Execution results are as follows:
C code embedded in the trigger assembly code
Query linux system call number table shows, getpid () system call number is 20, that is, hexadecimal 0x14.
Assembly code analysis:
asm volatile(
"mov $0,%%ebx\n\t" /*把EBX寄存器清零*/
"mov $0x14,%%eax\n\t" /*把0x14放到EAX寄存器中,EAX寄存器用于传递系统调用号,getpid()系统调用号为20,十六进制即0x14*/
"int $0x80" /*触发系统调用陷入内核执行20号系统调用的内核处理函数*/
:"=a"(pid)
); Here the code beginning with a movl compiled prompt an error, later renamed mov through.

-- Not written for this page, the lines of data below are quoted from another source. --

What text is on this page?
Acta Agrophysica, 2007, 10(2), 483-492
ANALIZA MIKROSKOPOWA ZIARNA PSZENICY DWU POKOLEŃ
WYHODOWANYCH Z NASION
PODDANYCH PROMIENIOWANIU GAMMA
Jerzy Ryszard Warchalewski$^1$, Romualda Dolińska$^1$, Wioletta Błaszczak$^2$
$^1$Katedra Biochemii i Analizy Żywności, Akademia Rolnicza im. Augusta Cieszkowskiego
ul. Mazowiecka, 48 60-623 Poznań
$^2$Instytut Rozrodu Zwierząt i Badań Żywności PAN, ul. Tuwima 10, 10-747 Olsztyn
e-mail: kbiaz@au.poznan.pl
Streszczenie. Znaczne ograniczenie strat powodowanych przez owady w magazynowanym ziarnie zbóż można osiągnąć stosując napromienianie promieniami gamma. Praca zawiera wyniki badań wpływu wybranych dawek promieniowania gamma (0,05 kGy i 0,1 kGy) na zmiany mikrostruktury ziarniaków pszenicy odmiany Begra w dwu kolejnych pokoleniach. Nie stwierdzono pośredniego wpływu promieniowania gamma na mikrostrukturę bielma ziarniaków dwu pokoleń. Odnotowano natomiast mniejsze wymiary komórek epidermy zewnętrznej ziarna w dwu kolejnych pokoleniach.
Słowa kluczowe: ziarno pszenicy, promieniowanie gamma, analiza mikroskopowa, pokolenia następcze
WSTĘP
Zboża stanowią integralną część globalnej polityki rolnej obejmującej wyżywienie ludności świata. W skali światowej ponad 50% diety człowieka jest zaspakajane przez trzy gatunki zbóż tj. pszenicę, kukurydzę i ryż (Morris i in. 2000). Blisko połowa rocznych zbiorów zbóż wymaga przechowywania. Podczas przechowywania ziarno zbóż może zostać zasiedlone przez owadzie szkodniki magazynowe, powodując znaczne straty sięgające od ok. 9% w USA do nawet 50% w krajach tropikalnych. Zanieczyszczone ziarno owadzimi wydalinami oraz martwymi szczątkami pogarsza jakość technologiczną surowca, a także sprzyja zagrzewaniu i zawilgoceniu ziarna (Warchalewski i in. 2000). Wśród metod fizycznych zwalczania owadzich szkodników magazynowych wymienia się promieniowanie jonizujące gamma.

Execution results are as follows:
With two parameters of the system call rename
rename system call handler in the kernel function SYS_RENAME (), the system call number 38, whose function is to rename a file.
- Create a file fxn.c
- Embedded assembly code to trigger
Assembly code analysis:
asm volatile(
"movl %1,%%ebx\n\t" /*把oldname存入EBX寄存器中*/
"movl %2,%%ecx\n\t" /*把newname存入ECX寄存器中*/
"movl $0x26,%%eax\n\t" /*把系统调用号38存入EAX寄存器中*/
"int $0x80\n\t" /*触发系统调用陷入内核执行38号系统调用的内核处理函数*/
:"=a"(ret)
:"b"(oldname),"c"(newname) ); 
The results are as follows:
the success of the renamed file fxn.c fxn20199319.c
- API library functions to trigger
Using the API library functions to trigger rename system call fxn0199319.c renamed after the above change back fxn.c.
Execution results are as follows:
to sum up
Linux下的系统调用是通过中断(int 0x80)来实现的。在执行int 0x80 指令时,寄存器EAX中存放系统调用号,而传给系统调用的参数则按顺序赋值给EBX,ECX,EDX,ESI,EDI,EBP中,参数个数不能超过6个,如果超过则要把某一个寄存器作为指针指向内存。